Un parent malheureux ne fait pas un enfant heureux.
Je n’ai jamais été un enfant malheureux.
Nous nous plaignons très souvent que les parents cherchent à vivre leur vie par procuration. Ils veulent pour nous ce dont ils ont toujours rêvé pour eux-mêmes et qu’ils n’ont jamais pu avoir. Certains parents veulent que leurs enfants soient médecins parce qu’eux n’ont jamais eu accès aux études. D’autres sont très présents dans la vie de leurs enfants et pèsent chacune de leur décision au quotidien parce qu’ils ne veulent pas que leurs enfants fassent les mêmes erreurs qu’eux. Ce type de dysfonctionnement très lourd à vivre est souvent le seul mentionné lorsqu’il s’agit des relations parents-enfants. L’influence des parents sur les enfants.
Ce dont on parle peu c’est le jugement que nous portons sur nos parents. Un jugement très dur la plupart du temps. Nos parents doivent être parfaits. Ils sont nos premiers modèles, ceux qui nous ont faits, et ne doivent de ce fait avoir aucun défaut. Mon père aurait dû… Ma mère aurait dû… Nous réécrivons leur vie de nos propres stylos, n’hésitant parfois pas lorsque nous atteignons l’âge adulte à leur jeter au visage tous les manquements que nous avons notés. Leurs échecs, ou ce que nous considérons comme leurs échecs deviennent notre arme de combat contre eux, combat dont nous n’avons pas souvent conscience.
La vérité est que comme nous, nos parents ont une histoire personnelle. Des douleurs. Des blessures. Des traumatismes. De lourds poids qu’ils portent sur leurs épaules, un poids auquel s’ajoute celui de leurs décisions de vie. Ils ont aimé. Ils ont été déçus. Ils ont été influencés par l’histoire de leurs parents qui, dans les années 40-50-60 n’étaient pas forcément aussi appréciables qu’aujourd’hui. Ils ont vécu à une époque qui a forgé leur conception de la vie. Ils sont parfois plus attachés aux normes sociales que nous, et ils sont très souvent emprisonnés par une culture que nous, nous avons la liberté de minimiser et même de rejeter.
Nos parents sont des humains avant d’être nos parents. Ils ont vécu toute une vie avant notre arrivée, une vie dont nous ne savons parfois rien. Ils ont vécu après notre venue au monde des combats dont ils ne nous ont jamais rien dit. Ils ont pleuré dans leur lit la nuit après s’être assurés que nous étions confortablement installés dans le nôtre.
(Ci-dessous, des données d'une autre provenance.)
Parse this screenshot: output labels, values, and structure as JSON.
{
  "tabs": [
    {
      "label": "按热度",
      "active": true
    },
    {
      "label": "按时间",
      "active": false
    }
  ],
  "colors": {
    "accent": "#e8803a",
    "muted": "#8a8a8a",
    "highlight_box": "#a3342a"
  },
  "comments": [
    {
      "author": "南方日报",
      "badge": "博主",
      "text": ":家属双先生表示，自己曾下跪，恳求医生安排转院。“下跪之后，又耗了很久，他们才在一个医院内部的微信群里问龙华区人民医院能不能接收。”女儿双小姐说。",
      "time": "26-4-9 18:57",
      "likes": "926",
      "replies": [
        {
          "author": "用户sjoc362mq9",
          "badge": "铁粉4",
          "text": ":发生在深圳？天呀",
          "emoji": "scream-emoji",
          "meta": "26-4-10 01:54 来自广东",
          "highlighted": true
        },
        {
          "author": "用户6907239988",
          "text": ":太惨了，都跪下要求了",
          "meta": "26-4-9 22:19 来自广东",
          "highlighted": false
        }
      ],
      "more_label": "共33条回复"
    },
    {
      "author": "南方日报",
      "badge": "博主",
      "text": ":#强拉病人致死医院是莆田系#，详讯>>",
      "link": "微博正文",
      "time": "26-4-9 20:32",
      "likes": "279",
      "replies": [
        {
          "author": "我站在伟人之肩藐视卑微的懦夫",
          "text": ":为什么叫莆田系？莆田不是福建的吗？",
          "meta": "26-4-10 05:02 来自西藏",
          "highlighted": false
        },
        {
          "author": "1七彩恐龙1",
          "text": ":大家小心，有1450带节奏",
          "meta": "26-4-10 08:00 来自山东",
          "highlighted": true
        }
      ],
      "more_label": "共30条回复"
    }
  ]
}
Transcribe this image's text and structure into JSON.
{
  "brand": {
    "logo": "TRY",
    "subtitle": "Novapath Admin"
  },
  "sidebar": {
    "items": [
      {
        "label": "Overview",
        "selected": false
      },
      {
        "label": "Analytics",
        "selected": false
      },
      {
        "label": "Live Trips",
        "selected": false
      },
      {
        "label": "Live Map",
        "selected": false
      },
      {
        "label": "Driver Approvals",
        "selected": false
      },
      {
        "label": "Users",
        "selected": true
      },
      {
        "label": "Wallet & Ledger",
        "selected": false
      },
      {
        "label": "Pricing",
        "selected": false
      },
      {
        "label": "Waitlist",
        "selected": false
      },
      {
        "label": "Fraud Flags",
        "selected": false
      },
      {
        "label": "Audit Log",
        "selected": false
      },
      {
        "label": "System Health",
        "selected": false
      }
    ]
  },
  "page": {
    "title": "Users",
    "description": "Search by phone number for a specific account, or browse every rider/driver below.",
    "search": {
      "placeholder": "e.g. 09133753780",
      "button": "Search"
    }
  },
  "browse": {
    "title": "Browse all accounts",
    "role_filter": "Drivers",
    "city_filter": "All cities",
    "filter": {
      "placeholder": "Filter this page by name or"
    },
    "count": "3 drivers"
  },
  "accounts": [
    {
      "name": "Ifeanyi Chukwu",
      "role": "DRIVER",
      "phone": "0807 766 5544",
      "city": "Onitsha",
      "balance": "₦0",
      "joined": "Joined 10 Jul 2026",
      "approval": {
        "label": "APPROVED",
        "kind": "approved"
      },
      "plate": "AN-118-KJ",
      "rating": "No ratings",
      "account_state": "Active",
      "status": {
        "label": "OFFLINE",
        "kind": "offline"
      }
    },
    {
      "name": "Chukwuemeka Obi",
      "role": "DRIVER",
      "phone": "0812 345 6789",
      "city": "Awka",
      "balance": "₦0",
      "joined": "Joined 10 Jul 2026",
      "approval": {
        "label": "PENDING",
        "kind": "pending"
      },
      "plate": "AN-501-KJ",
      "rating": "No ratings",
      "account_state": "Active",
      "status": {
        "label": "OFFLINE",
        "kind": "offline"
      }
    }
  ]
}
Ils ont dit oui alors qu’ils ne rêvaient que de dire non et, surtout, ils ont eu moins de liberté que nous sur tous les plans.
Accepterions-nous d’être jugés par eux ? Accepterions-nous qu’ils nous évaluent selon les codes d’une société dans laquelle ils ont vécu et qui pour nous n’existe plus ? Alors pourquoi nombre d’entre nous sont-ils prêts à décider de la positivité ou de la négativité des choix de vie de nos parents alors que nos propres choix de vie sont défendus bec et ongles ?
Un parent malheureux ne fait pas un enfant heureux.
Je l’ai entendu de la bouche de ma mère, mais il m’a fallu plusieurs années pour comprendre la portée de cette phrase. Mes parents ont fait des choix qui ont eu des répercussions inqualifiables pour moi. Parallèlement, ils ont créé autour de moi un environnement qui me permet de faire mes propres choix et de prendre ma propre route. Me limiter à l’évaluation de leur vie c’est ne pas faire honneur à leurs efforts. Leur vie à eux n’a pas d’importance. Seuls comptent les armes qu’ils ont mis à ma disposition pour vivre la mienne.